I think a good practice for Spring JDBC and SQL queries in general is to use one query for each entity.
E.g. assume this model:
Customer (customerId, name, age, ...)
Address (customerId, type, street, city, ...)
PaymentOption (customerId, cardnumber, cardtype, ...)
Customer 1---* Address
Customer 1---* PaymentOption
I would build 3 queries, 3 Daos, 3 ResultSetExtractors/RowcallbackHandlers:
CustomerDao with readCustomerData(Customer or List)
AddressDao with readAddressForCustomer(Customer or List)
PaymentOptionDao with readPaymentOptionsForCustomer(Customer or List)
If you would bake this in 1 query, you would have to build some logic to revert the cartasian product.
I.e. if the customer has 3 addresses and 2 payment options the query would return 6 rows.
This gets quite hard, if Address or PaymentOption does not have an own primary key.
For many to many:
Customer * --recommends-- * Product
I would probably build:
CustomerDao.readRecommendationsAndProductKeys
getDistinctListOfProductKeysFromRecommendations
ProductDao.readProducts
replaceProductKeysByProductsOnRecommendations
Like this you could reuse ProductDao.readProducts for
Customer * --buys-- * Product or
ProductGroup 1---* Product
I think that your code will work, but the concern here is about usage of ResultSetExtractor which is mainly for JDBC framework itself, and for most cases documentation recommends to use RowMapper.
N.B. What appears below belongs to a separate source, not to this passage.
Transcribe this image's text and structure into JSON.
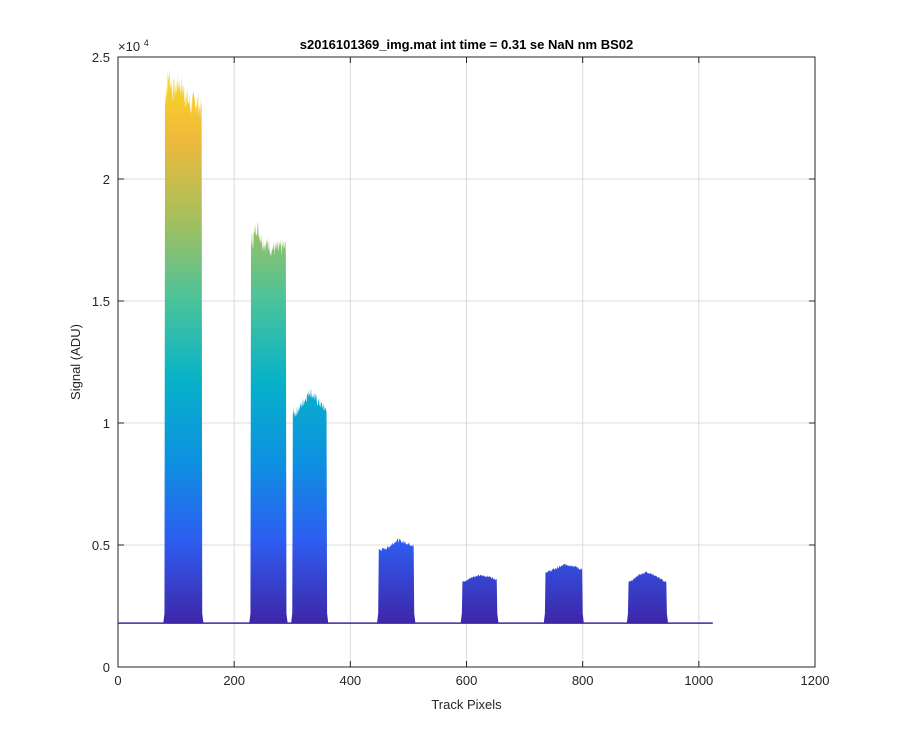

So alternative approach would be to have method in your DAO that selects and maps parent object. Then for each object to invoke other Repository or private method that selects and maps child objects, and then to link child objects with parents based on your relationship type (one-directional or bidirectional). This approach may also allow you to control whether you want to load child objects or not.
For example, you may check Spring PetClinic application which has SimpleJdbcClinic class
If you can use other frameworks, you may consider mybatis, it is more about mapping and allows you to control your SQL code.